I do recall you mentioned this idea in one of the earlier threads.
https://orgmode.org/list/sokqa3$e8s$1@ciao.gmane.io
Max Nikulin (2021-12-06)
Subject: Raw Org AST snippets for "impossible" markup

It was using links, not source blocks. Typing AST directly is a kind of
last resort. Now I am writing about some higher level markup with a
parser that allows nested element and uses just a few special characters
to denote commands.
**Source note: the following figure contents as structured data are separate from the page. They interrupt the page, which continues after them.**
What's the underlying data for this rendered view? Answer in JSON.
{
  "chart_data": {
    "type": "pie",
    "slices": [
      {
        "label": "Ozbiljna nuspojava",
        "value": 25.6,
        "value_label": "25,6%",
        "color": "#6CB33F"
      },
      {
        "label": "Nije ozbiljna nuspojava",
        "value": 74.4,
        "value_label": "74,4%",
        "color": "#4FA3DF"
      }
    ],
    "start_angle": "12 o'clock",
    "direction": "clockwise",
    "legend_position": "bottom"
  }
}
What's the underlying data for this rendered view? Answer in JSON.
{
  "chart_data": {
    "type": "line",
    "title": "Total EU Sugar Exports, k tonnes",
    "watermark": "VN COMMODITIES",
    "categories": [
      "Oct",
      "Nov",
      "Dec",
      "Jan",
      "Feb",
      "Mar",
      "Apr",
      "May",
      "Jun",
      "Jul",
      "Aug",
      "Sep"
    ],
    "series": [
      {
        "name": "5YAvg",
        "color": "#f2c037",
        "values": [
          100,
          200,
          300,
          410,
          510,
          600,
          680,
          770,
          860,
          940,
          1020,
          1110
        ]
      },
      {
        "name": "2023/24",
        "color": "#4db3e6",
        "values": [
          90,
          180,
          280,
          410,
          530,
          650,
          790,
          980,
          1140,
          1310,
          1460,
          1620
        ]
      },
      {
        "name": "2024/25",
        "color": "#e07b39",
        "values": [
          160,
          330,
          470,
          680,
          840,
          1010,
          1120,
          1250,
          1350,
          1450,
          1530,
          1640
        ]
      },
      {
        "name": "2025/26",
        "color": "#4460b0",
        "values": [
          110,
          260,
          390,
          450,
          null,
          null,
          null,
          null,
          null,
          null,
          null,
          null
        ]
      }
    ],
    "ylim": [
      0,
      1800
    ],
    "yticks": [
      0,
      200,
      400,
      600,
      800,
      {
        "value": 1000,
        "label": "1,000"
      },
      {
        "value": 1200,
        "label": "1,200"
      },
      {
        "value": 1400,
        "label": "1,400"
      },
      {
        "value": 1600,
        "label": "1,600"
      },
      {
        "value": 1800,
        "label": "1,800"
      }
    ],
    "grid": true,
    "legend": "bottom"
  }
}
It is a kind of trade-off between brevity of
lightweight markup and flexibility of more verbose language with ability
to more precisely express intentions.

I am not sure if I understand the details of what you are referring to.

Can you please illustrate how to use the described AST markup for the
following Texinfo snippet:

     By convention, the dynamic library for @var{language} is
     @code{libtree-@{sitter@}-@var{"language"}.@var{ext}}, where @var{ext} is 
the
     system-specific extension for dynamic libraries.

If you are asking how to represent such construct without introducing custom elements then (it may be e.g. :type, not :class) parsed AST should be like

    (code nil ("libtree-{sitter}-"
               (code (:class var) "\"language\"")
               "."
               (code (:class var) "ext")))

If there was some syntax for object attributes then simple cases would be like

    [[attr:(:class var)]]~language~

I have no idea concerning particular markup that can be used inside source blocks. It might be LaTeX-like commands as discussed in the sibling subthread or HTML (XML) based syntax that is more verbose than TeX-like notation.

    By convention, the dynamic library
    for src_alt{\code[class=var]{language}} is

src_alt{\code{libtree-\{sitter\}-\code[class=var]{"language"}.\code[class=var]{ext}}},
    where src_alt{\code[class=var]{ext}} is the
    system-specific extension for dynamic libraries.

or

    By convention, the dynamic library for
    src_alt{<code class="var">language</code>} is
src_alt{<code>libtree-{sitter}-<code class="var">"language"</code>.<code class="var">ext</code></code>},
    where src_alt{<code class="var">ext</code>} is the
    system-specific extension for dynamic libraries.

Hypothetical "alt" babel language has default :results ast :export results header arguments to inject AST bypassing Org markup stage.